O helicóptero dirigiu-se à usina, e lá começou novamente a perder altura. Frustrada, a multidão o viu desaparecer por trás dos imensos muros da indústria. Sumiu e, com pouco, desligou os motores. Do lado de fora, a multidão, calada e quieta, prestava atenção no silêncio e aguardava.

Um funcionário da usina explicava para alguns de que se tratava: tinham vindo inspecionar as linhas de transmissão que chegavam a Palmares para trazer a energia elétrica da Cachoeira de Paulo Afonso. E, então, o engenho foi imediatamente batizado: o Avião de Paulo Afonso.

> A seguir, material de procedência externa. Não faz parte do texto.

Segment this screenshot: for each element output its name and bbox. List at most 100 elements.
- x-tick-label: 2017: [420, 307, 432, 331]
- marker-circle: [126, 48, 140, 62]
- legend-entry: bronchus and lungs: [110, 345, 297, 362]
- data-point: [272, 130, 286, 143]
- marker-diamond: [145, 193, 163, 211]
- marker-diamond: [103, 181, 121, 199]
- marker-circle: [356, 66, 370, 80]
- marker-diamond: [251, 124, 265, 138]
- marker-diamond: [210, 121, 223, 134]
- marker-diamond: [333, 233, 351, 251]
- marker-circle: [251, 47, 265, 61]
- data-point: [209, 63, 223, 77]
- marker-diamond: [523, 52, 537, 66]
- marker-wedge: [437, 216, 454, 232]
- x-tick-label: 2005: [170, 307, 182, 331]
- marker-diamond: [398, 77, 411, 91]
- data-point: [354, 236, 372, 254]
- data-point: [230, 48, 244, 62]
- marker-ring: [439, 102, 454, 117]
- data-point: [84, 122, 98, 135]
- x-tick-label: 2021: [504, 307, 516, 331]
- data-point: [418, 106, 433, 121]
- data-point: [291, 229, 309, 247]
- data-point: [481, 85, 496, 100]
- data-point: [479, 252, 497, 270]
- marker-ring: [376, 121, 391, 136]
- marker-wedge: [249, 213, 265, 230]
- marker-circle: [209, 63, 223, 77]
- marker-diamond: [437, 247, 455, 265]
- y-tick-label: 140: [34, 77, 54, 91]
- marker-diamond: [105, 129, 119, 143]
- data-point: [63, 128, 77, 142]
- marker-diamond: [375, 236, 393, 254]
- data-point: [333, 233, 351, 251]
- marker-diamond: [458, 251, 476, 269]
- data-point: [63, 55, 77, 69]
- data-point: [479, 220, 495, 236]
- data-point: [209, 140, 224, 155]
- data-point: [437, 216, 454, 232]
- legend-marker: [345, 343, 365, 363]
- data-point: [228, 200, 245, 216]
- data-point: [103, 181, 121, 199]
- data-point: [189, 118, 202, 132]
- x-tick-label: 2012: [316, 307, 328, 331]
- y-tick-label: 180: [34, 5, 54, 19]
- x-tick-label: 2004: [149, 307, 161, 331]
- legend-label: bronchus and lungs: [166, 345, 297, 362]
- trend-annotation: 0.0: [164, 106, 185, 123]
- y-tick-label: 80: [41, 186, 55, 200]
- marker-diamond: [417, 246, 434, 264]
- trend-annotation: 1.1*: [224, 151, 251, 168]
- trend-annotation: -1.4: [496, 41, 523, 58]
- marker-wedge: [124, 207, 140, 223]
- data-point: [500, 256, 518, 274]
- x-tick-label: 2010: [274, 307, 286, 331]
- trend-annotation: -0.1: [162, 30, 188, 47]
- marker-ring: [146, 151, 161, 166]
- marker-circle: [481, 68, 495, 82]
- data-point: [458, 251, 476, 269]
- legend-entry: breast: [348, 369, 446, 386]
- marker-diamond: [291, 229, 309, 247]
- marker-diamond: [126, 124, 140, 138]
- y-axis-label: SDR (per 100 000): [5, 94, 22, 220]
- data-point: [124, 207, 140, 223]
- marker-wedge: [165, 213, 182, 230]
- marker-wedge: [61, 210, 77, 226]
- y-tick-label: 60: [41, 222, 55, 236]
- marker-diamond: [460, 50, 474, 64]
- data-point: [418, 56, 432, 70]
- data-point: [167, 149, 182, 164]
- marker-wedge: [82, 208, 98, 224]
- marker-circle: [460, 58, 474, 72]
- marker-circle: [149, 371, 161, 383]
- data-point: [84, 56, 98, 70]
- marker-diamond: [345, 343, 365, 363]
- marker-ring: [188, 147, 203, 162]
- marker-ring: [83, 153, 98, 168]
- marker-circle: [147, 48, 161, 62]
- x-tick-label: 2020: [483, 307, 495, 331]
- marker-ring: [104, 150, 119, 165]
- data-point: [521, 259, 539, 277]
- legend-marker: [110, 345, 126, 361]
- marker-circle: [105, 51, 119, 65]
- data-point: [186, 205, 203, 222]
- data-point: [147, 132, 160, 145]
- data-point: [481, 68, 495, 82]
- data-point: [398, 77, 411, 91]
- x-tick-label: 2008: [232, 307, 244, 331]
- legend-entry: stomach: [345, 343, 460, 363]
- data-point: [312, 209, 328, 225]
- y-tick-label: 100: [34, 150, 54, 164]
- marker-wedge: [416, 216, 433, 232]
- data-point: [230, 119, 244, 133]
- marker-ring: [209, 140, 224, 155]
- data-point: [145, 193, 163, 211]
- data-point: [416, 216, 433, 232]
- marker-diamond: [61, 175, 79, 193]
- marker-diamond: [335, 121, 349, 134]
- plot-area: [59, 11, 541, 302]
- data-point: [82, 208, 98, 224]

Devagar, em procissão, a população foi voltando à cidade, entre comentários e conversas. Era tanta gente que levantava poeira no arruado sem calçamento da usina.

Almoçou-se tarde naquele dia. Mas, ao seu final, a vida tinha voltado à normalidade.

4 pensou em “TÁ CHEGANDO VACINA ATÉ EM ITABAIANA

  1. “Um dia incrível, apocalíptico, incomum” são esse conto e o seu autor!
    Visualizei cada cena com riqueza de detalhes. 👏👏👏👏👏👏👏👏👏👏👏👏👏👏👏👏👏👏👏👏👏👏👏👏👏

  2. Lí, re-Lí e Tri-lí . Este texto magnificamente demonstrativo da qualidade
    descritiva do escritor, é apenas uma prova, uma simples prova de dar água na boca em todos os leitores , de como se escreve ” de verdade ” sem presopopéia,
    procurando apenas ” mostrar ” aquilo que ficou guardado na cabeça de
    autor e trazer para nós uma ” provinha ” de como narrar um fato embutido na
    memória, aquela memória farta, grávida de substantivos e adjetivos inesquecíveis.
    Este texto, é apenas um tira gosto do meu livro favorito do escritor e proseador
    Berto. Todo o texto do livro não me sai da cuca já tão cheia de estórias mil e
    já o decorei inúmeras vezes e li tudo, lí a capa, o nome da editora, o magnífico prefácio do mestre Orlando Tejo, que por si só
    já dava valia a tão jubilado enredo.
    Dá uma vontade porreta de entrar livro à dentro e compartilhar parte das
    aventuras e safadezas com os personagens ainda vivos na minha memória.
    Que gente:
    Maria cu de apito, Pentelho de burro, Cueca engomada Cheira peido…..
    preciso continuar ????
    Abração Berto, obrigado por ter escrito esta maravilha.